How do you write an opera?
Posted on: 10th February 2016
“How would you even start to compose an opera?” I asked myself several times last year. After a goodly dollop of initial panic and wondering, at one level, the answer became straightforward enough – “with the words”; (at another level, much less straightforward, of course). But once the brief was set and the librettist Glenn Patterson, the production team and I began talking, a shape began to emerge: a story of here, of Belfast, of her citizens. For me as a composer, once you begin to recognise the human elements of any story, things begin to find you…..chords, bits of melody, strains, fragments. Over the months from September onwards, Glenn would feed me sections of the text, and I would go about setting them to music. The sections for the chorus were some of the earliest written – the chorus that will be drawn from the community. And that very thing informs how you write, and what you write – not in a restrictive way, but rather it becomes a positive challenge of another sort.

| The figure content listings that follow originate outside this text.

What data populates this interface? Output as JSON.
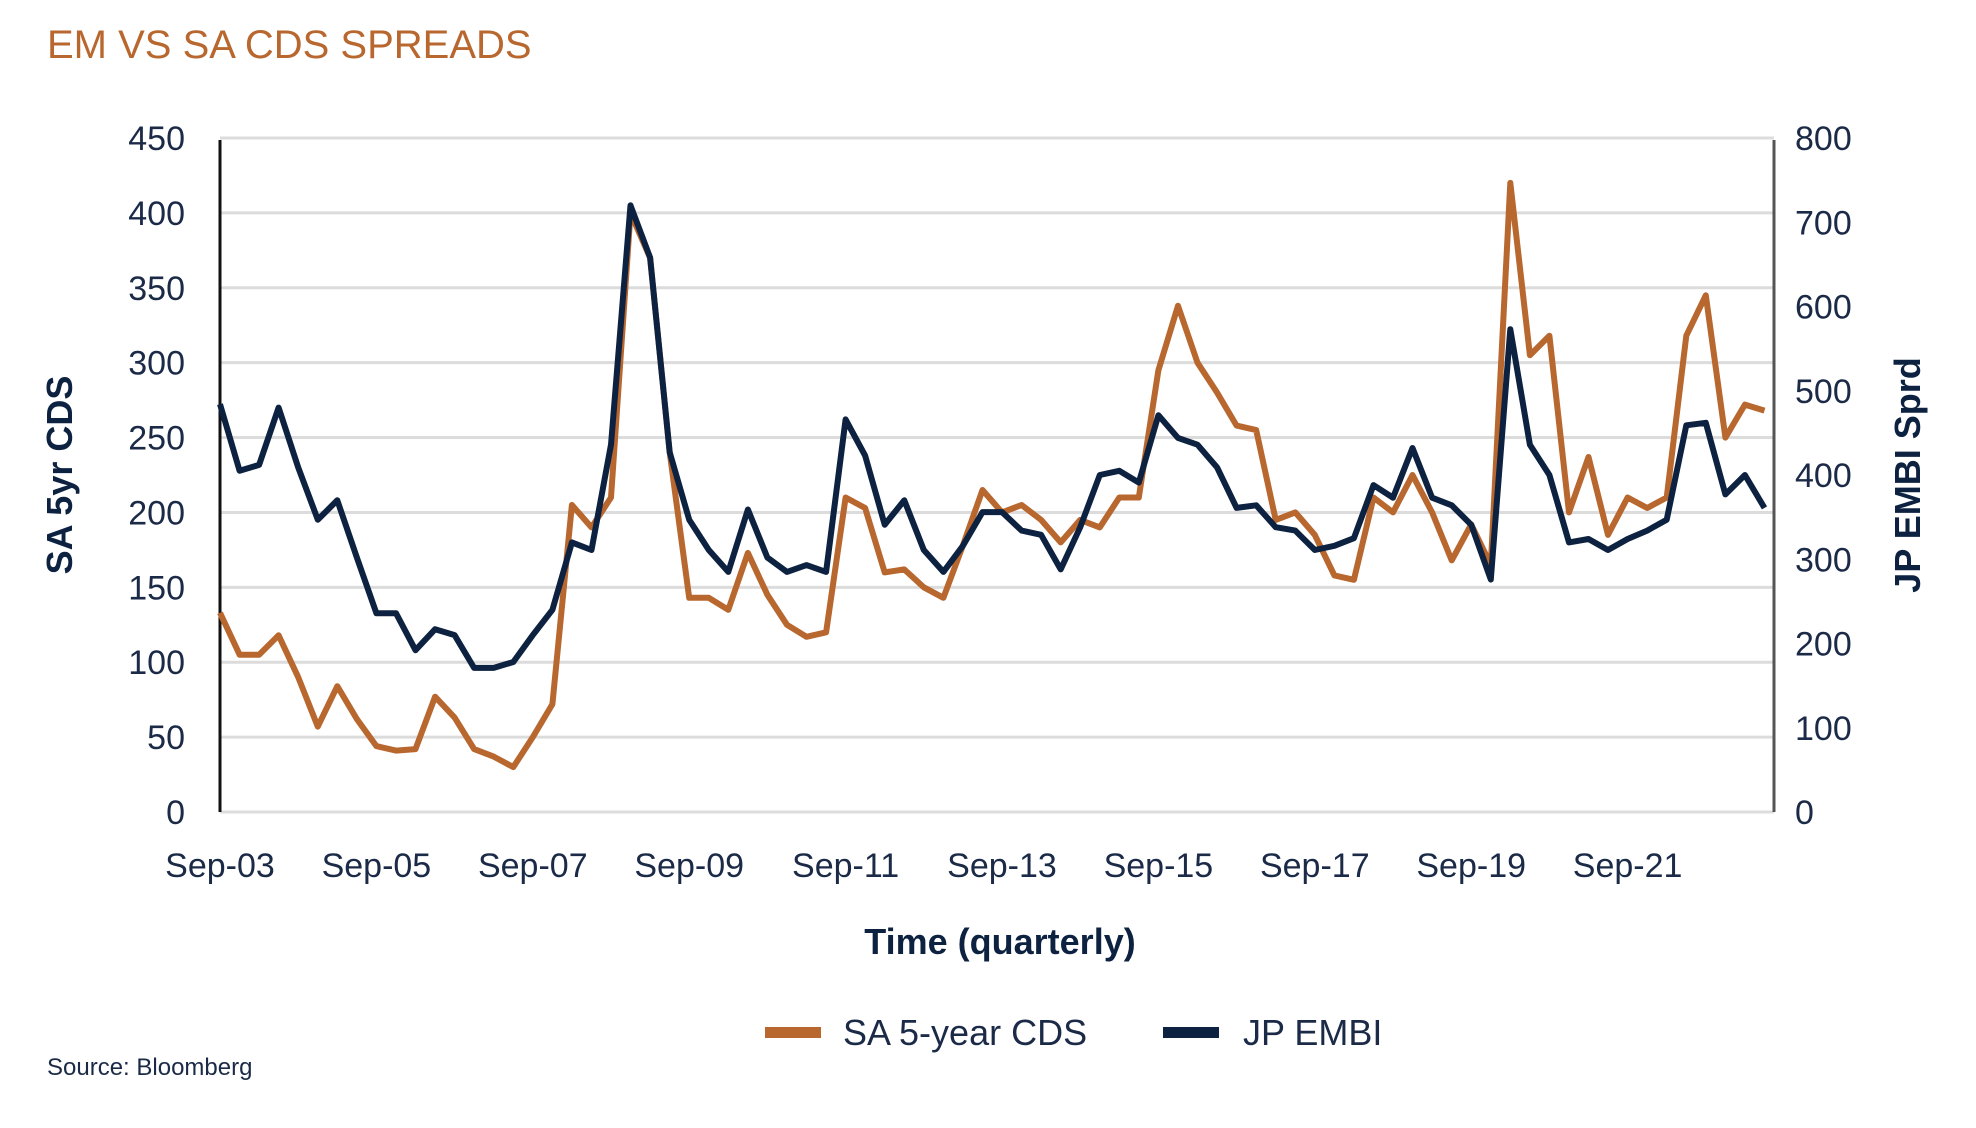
{
  "chart_data": {
    "type": "line",
    "title": "EM VS SA CDS SPREADS",
    "xlabel": "Time (quarterly)",
    "ylabel": "SA 5yr CDS",
    "y2label": "JP EMBI Sprd",
    "ylim": [
      0,
      450
    ],
    "y2lim": [
      0,
      800
    ],
    "yticks": [
      0,
      50,
      100,
      150,
      200,
      250,
      300,
      350,
      400,
      450
    ],
    "y2ticks": [
      0,
      100,
      200,
      300,
      400,
      500,
      600,
      700,
      800
    ],
    "xtick_labels": [
      "Sep-03",
      "Sep-05",
      "Sep-07",
      "Sep-09",
      "Sep-11",
      "Sep-13",
      "Sep-15",
      "Sep-17",
      "Sep-19",
      "Sep-21"
    ],
    "grid": true,
    "legend_position": "bottom",
    "source": "Source: Bloomberg",
    "categories": [
      "Sep-03",
      "Dec-03",
      "Mar-04",
      "Jun-04",
      "Sep-04",
      "Dec-04",
      "Mar-05",
      "Jun-05",
      "Sep-05",
      "Dec-05",
      "Mar-06",
      "Jun-06",
      "Sep-06",
      "Dec-06",
      "Mar-07",
      "Jun-07",
      "Sep-07",
      "Dec-07",
      "Mar-08",
      "Jun-08",
      "Sep-08",
      "Dec-08",
      "Mar-09",
      "Jun-09",
      "Sep-09",
      "Dec-09",
      "Mar-10",
      "Jun-10",
      "Sep-10",
      "Dec-10",
      "Mar-11",
      "Jun-11",
      "Sep-11",
      "Dec-11",
      "Mar-12",
      "Jun-12",
      "Sep-12",
      "Dec-12",
      "Mar-13",
      "Jun-13",
      "Sep-13",
      "Dec-13",
      "Mar-14",
      "Jun-14",
      "Sep-14",
      "Dec-14",
      "Mar-15",
      "Jun-15",
      "Sep-15",
      "Dec-15",
      "Mar-16",
      "Jun-16",
      "Sep-16",
      "Dec-16",
      "Mar-17",
      "Jun-17",
      "Sep-17",
      "Dec-17",
      "Mar-18",
      "Jun-18",
      "Sep-18",
      "Dec-18",
      "Mar-19",
      "Jun-19",
      "Sep-19",
      "Dec-19",
      "Mar-20",
      "Jun-20",
      "Sep-20",
      "Dec-20",
      "Mar-21",
      "Jun-21",
      "Sep-21",
      "Dec-21",
      "Mar-22",
      "Jun-22",
      "Sep-22",
      "Dec-22",
      "Mar-23",
      "Jun-23"
    ],
    "series": [
      {
        "name": "SA 5-year CDS",
        "axis": "left",
        "color": "#b8672f",
        "values": [
          133,
          105,
          105,
          118,
          90,
          57,
          84,
          62,
          44,
          41,
          42,
          77,
          63,
          42,
          37,
          30,
          50,
          72,
          205,
          190,
          210,
          400,
          370,
          240,
          143,
          143,
          135,
          173,
          145,
          125,
          117,
          120,
          210,
          203,
          160,
          162,
          150,
          143,
          178,
          215,
          200,
          205,
          195,
          180,
          195,
          190,
          210,
          210,
          295,
          338,
          300,
          280,
          258,
          255,
          195,
          200,
          185,
          158,
          155,
          210,
          200,
          225,
          200,
          168,
          192,
          165,
          420,
          305,
          318,
          200,
          237,
          185,
          210,
          203,
          210,
          318,
          345,
          250,
          272,
          268
        ]
      },
      {
        "name": "JP EMBI",
        "axis": "right",
        "color": "#0d2240",
        "values": [
          484,
          405,
          412,
          480,
          409,
          347,
          370,
          302,
          236,
          236,
          192,
          217,
          210,
          171,
          171,
          178,
          210,
          240,
          320,
          311,
          436,
          720,
          658,
          427,
          347,
          311,
          285,
          359,
          302,
          285,
          293,
          285,
          466,
          423,
          341,
          370,
          311,
          285,
          316,
          356,
          356,
          334,
          329,
          288,
          338,
          400,
          405,
          391,
          471,
          444,
          436,
          409,
          361,
          364,
          338,
          334,
          311,
          316,
          325,
          388,
          373,
          432,
          373,
          364,
          341,
          276,
          573,
          436,
          400,
          320,
          324,
          311,
          324,
          334,
          347,
          459,
          462,
          377,
          400,
          361
        ]
      }
    ]
  }
}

As the choral writing progressed, I began to think of the orchestral forces that I would like to use. In doing this, I was mindful of the venue, Carlisle Memorial Methodist Church, and how certain instruments (and their balance with others) would sound. A further key element was when we were able to secure the conductor David Brophy. Himself and myself have collaborated often for more than a decade, and once David was at the helm, I knew that there was no safer pair of hands to steer the ship.
And we have just auditioned for the four professional soloists, another milestone on the fascinating journey of having the huge privilege to write an opera about Belfast. Some journey. And much more writing over the months ahead.